Il poeta invoca più volte l’aiuto di Dio (“Rettor del cielo, io cheggio I che la pietà che Ti condusse in terra I Ti volga al Tuo dilecto almo paese.”) e cerca di darne una sorta di spiegazione spirituale (“Or par, non so per che stelle maligne, I che ’l cielo in odio n’aggia: I vostra mercé, cui tanto si commise). 

Il passaggio, a modesto parere dello scrivente, rimane quello in cui il poeta sviscera tutto il suo romantico, patrio e genuino amore verso la propria terra, ponendo una domanda che suona come un monito verso chi dell’Italia ne stava (sta) facendo “nave sanza nocchiere in gran tempesta, non donna di province, ma bordello!”, citando il Sommo Poeta. Petrarca, quindi, si e ci chiede:

“Non è questo ’l terren ch’i’ toccai pria?

Non è questo il mio nido

ove nudrito fui sí dolcemente?

Non è questa la patria in ch’io mi fido,

madre benigna et pia,

che copre l’un et l’altro mio parente?”

(Non è forse questa la terra dove sono nato? Non è questo il nido dove sono stato dolcemente nutrito? Non è questa la patria a cui mi affido, madre benevola e devota, dove sono sepolti entrambi i miei genitori?)

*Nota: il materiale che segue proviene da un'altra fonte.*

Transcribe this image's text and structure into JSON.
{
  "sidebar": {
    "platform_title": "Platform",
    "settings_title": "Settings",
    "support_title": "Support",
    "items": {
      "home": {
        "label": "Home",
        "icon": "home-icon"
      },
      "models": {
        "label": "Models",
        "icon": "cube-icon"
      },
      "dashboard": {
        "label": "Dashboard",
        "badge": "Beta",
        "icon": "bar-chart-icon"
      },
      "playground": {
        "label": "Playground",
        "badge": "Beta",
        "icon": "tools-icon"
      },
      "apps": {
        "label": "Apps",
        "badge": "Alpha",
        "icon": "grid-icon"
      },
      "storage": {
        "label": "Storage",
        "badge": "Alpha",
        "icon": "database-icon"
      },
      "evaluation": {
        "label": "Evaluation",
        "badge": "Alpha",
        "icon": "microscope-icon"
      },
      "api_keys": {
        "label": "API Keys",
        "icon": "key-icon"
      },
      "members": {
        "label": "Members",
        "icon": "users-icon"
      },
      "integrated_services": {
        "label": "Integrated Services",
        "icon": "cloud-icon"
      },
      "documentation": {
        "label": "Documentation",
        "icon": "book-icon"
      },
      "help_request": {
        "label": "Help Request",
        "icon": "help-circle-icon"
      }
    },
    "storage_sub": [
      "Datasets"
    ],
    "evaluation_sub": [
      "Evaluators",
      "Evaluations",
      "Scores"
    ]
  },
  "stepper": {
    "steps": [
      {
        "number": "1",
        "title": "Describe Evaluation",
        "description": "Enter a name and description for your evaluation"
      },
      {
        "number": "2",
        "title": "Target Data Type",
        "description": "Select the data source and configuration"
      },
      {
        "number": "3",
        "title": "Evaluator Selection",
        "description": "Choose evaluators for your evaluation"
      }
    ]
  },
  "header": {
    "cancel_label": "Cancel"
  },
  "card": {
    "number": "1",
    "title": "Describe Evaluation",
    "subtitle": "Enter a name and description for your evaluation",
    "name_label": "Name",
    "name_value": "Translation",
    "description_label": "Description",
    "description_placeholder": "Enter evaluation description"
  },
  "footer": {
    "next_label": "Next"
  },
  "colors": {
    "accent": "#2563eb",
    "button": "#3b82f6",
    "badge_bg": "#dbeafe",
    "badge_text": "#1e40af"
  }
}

Petrarca conclude la sua canzone con un monito sulla pacificazione in nome di un appello a non dividere l’Italia, perché soltanto la pace e l’unità potranno fungere da rimedi guaritori per la già ferita patria. Una pacificazione che possa portare ad un richiamo alla civiltà nazionale italiana, fondata sulla ben nota tradizione romana.